Cephalalgia
Volume 29 Issue 12, Pages 1294 - 1300
Published Online: 11 May 2009
© 2008 International Headache Society
D Daugaard, LL Thomsen, HK Iversen & J Olesen
Department of Neurology, Glostrup Hospital, University of Copenhagen, Glostrup, Copenhagen, Denmark
Correspondence to Jes Olesen MD, PhD, Department of Neurology, Glostrup Hospital, Nordre Ringvej, Glostrup, 2600 Denmark. Tel. + 45-4323-3036, e-mail jeol@glo.regionh.dk
ABSTRACT
Glyceryl trinitrate (GTN) is a pro-drug dissociating nitric oxide throughout the body. It dilates cephalic arteries without increasing cerebral blood flow (CBF). GTN induces headache in healthy volunteers and migraine attacks in migraineurs. Acetazolamide (Az) increases CBF but does not dilate cerebral arteries. The hypothesis tested here was that Az, by dilating cerebral arterioles but not arteries and thereby decreasing pulsatile stretching of the wall of the large arteries and their perivascular sensory nerves, would reduce or prevent the GTN-induced headache We tested this hypothesis in 14 healthy volunteers.
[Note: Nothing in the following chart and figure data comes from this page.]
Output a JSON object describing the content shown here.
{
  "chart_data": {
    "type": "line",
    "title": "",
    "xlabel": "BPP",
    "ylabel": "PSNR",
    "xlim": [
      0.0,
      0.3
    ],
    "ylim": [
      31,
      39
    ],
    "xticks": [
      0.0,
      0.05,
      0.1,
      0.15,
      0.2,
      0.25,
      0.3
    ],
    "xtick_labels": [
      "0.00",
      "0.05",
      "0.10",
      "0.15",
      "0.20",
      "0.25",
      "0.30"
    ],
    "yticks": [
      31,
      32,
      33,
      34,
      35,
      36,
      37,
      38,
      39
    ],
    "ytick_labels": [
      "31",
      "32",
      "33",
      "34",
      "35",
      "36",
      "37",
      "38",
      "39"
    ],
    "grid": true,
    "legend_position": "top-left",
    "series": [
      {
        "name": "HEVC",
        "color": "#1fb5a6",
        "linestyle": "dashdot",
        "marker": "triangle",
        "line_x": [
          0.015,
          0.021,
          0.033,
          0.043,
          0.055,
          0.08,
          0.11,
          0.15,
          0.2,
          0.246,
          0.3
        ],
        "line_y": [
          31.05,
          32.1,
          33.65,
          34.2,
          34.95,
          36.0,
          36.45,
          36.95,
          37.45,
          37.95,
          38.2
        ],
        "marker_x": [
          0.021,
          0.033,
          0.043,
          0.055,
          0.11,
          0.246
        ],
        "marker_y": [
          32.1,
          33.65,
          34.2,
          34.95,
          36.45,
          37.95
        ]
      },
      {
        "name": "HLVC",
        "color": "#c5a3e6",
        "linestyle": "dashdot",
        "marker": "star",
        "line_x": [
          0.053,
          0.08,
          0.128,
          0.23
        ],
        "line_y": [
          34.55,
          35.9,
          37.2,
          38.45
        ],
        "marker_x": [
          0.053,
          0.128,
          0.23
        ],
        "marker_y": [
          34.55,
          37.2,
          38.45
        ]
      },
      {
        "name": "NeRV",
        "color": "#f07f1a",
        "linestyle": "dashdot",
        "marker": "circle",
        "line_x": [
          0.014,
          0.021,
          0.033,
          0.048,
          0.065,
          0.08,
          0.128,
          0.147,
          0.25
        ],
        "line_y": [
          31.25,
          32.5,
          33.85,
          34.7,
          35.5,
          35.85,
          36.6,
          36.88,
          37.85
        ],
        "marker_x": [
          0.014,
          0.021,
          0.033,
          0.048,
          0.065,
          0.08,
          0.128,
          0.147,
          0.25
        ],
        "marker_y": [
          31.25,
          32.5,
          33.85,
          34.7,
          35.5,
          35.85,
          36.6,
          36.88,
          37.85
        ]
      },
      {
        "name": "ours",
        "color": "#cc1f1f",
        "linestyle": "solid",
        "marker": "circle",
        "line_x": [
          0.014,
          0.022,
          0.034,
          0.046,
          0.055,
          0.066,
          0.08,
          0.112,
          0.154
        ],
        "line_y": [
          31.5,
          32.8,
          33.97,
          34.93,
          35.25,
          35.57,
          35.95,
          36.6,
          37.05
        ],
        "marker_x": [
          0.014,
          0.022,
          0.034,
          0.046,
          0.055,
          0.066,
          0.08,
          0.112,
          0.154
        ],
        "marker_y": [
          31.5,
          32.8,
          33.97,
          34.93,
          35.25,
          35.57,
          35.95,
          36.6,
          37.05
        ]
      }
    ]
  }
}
In a randomized, double-blind, cross-over study, they were pretreated with Az or placebo followed on both study days by a GTN infusion of 0.5 µg kg−1 min−1 for 20 min. Headache was scored on a verbal rating scale and a headache diary was kept for 12 h. Mean blood velocity of the middle cerebral artery was measured (transcranial Doppler). Our hypothesis was disproved, as Az did not decrease GTN-induced headache. Unexpectedly but interestingly, GTN combined with Az induced more delayed headache than GTN alone. Furthermore, a migraine-like headache was observed in three volunteers, who did not develop migraine after GTN alone. The fact that a suitable pharmacological intervention may trigger migraine in individuals with no prior migraine may suggest that the ability to develop migraine without aura is a quantitative genetic trait.